The dataset is small and noisy, but I was nonetheless able to obtain an accurate model using transfer learning. My best conventional model achieves about 83% accuracy, 10% less than the finetuned BERT.
The models are optimized for macro average recall (i.e. the arithemtic mean of class recall scores) in order to compensate for the class imbalance. My final BERT attained an average recall of 0.89, which is about 0.08 higher than my best conventional model.
There are two key notebooks in this repository: main.ipynb and exploratory.ipynb. The main notebook contains the initial data inspection, initial cleaning, and model development. The exploratory data analysis notebook contains (primarily) word clouds generated from TF*IDF vectors. There is a positive and negative wordcloud for each human-labeled brand or product.
The slideshow presentation is located here in the 'presentation' directory. You will also find PDF copies of the notebooks there.
The sweeps folder contains pickled GridSearchCV
(and similar) objects in the form of .joblib
files. There are many files which are no longer in use in the notebook. Nevertheless, this folder is very important because it contains the wealth of information gathered from each "parameter sweep" or "grid search".
The images folder is, naturally, the place for storing images used in the notebooks or presentation. I try to name the images as descriptively as possible.
My ndg-tools Package
I put a lot of time and energy into developing my own tools for analysis. It's probably my favorite part of this kind of work, and I (admittedly) tend to get carried away with it. I developed a lot in ndg_tools.language
, ndg_tools.sklearn.vectorizers
, and ndg_tools.sklearn.selection
for this project in particular.
I've designed the raw-text processing functions in ndg_tools.language
to be polymorphic: capable of handling both a single string document and various types of iterables of documents. This level of flexibility is arguably overkill for the present task. They also have optional parallel processing functionality, which is definitely overkill for the present task.
I extended Scikit-Learn's TfidfVectorizer
to be capable of much more advanced preprocessing out of the box. In addition to the many new text filters, there's built-in stemming and lemmatization, better stopwords selection, and the option to mark negation.
Another notable development is the VaderVectorizer
, which extracts VADER (Valence Aware Dictionary and Sentiment Reasoner) polarity scores from documents and turns them into short vectors of shape (n_samples, 4). This is essentially just a fancy wrapper around the VADER tools from NLTK, which integrates them with the Scikit-Learn API. It proved useful for the current project, up until I switched from conventional models to deep neural networks.
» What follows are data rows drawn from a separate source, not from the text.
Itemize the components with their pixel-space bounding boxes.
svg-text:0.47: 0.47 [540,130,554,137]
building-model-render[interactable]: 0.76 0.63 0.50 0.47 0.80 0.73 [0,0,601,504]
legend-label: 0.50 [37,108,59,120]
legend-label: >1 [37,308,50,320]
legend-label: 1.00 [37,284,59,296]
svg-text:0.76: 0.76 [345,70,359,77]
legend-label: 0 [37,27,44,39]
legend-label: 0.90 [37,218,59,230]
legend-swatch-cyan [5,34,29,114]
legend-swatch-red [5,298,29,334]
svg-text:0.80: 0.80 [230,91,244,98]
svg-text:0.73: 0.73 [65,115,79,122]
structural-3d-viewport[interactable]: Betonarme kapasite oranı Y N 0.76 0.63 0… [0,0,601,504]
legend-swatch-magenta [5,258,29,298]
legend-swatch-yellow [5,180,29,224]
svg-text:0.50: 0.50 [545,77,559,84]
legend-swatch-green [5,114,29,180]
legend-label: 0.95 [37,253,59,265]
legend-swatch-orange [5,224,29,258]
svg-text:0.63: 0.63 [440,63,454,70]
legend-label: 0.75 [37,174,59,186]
After experimenting a little with Scikit-Learn's StackingClassifier
, it's become clear that I could use it to develop a more accurate conventional model. The StackingClassifier
trains several classifiers on the data and then trains a final classifier on the concatenated output of those classifiers. This is probably not worth pursuing, given the success of BERT.
There is a pre-trained BERT variant known as BERTweet, trained specifically for English tweets. I suspect that I could achieve even higher accuracy with BERTweet, although it's probably not necessary.